Two hundred dollars a week. And more for the odd shot Mr. Obok would buy from her own collection. Margaret would be adventurous, she decided. She would take shots like the ones of the beggar woman and her children. Two hundred a week would be a good addition to Patrick’s modest stipend. He couldn’t help but be pleased by that.
“That would be fine,” Margaret said, trying not to sound too eager.
Mr. Obok had a captivating smile. “I am not averse to hiring expatriates,” he said, “as are some of my colleagues. I hire the best people I can find, regardless of tribe. Out in the newsroom, you will find Luo, Kikuyu, Nandi, Ugandans, Turkana, and Asians. I am a Luo. The expatriates tend to work freelance, as you will do. But you will find that even in the office, there will be some who will give you a cold welcome. You may find yourself journeying out to Tsavo, for example, with a reporter who feels that all jobs should be given to Kenyans. By the way, do you have transportation?”

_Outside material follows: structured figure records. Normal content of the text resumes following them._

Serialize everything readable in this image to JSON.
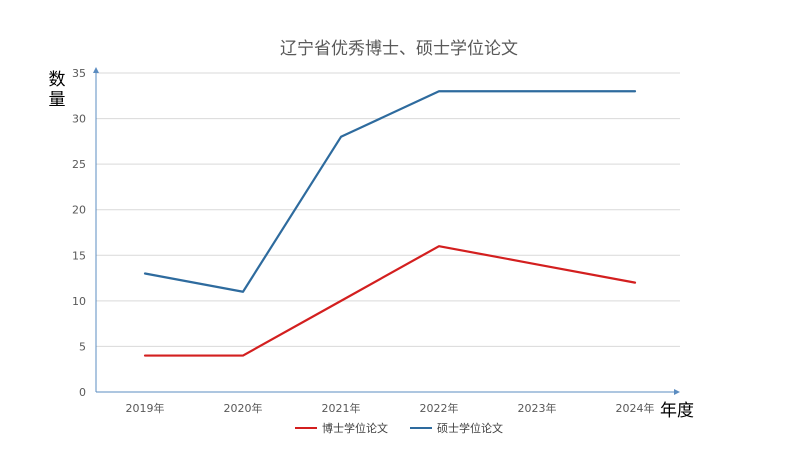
{
  "chart_data": {
    "type": "line",
    "title": "辽宁省优秀博士、硕士学位论文",
    "xlabel": "年度",
    "ylabel": "数量",
    "categories": [
      "2019年",
      "2020年",
      "2021年",
      "2022年",
      "2023年",
      "2024年"
    ],
    "ylim": [
      0,
      35
    ],
    "yticks": [
      0,
      5,
      10,
      15,
      20,
      25,
      30,
      35
    ],
    "grid": true,
    "legend_position": "bottom",
    "series": [
      {
        "name": "博士学位论文",
        "color": "#d31f1f",
        "values": [
          4,
          4,
          10,
          16,
          14,
          12
        ]
      },
      {
        "name": "硕士学位论文",
        "color": "#2e6b9e",
        "values": [
          13,
          11,
          28,
          33,
          33,
          33
        ]
      }
    ]
  }
}
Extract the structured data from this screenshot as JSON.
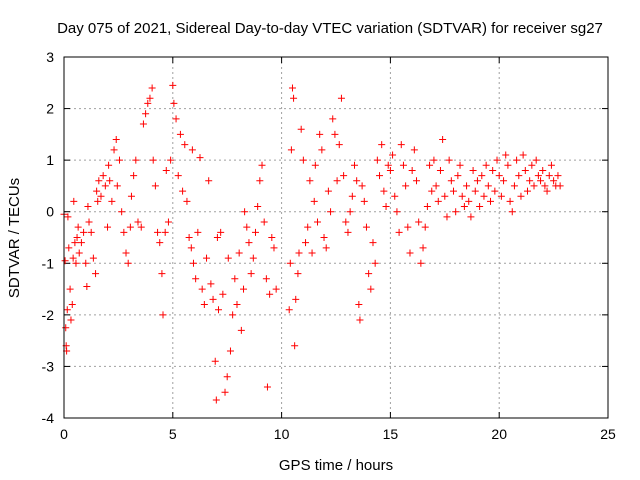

“Yes,” she said, “most days.”
“Reliable?”
Margaret shrugged her shoulders. “Pretty reliable,” she said.
“Good enough.” Mr. Obok picked up the four photographs he wanted from her portfolio. “I will pay you one hundred shillings for each. Please give Lily outside all your information. Do you have your passport and visa information with you?”
“Yes.”
“Very fine,” he said, rising. “We give out checks on Thursdays. You can arrange to come in here, or we can send them to you.”
Margaret’s post office box was at the hospital, which meant that Patrick would pick up the mail and bring it home, as he always did. She wanted to collect her own paycheck.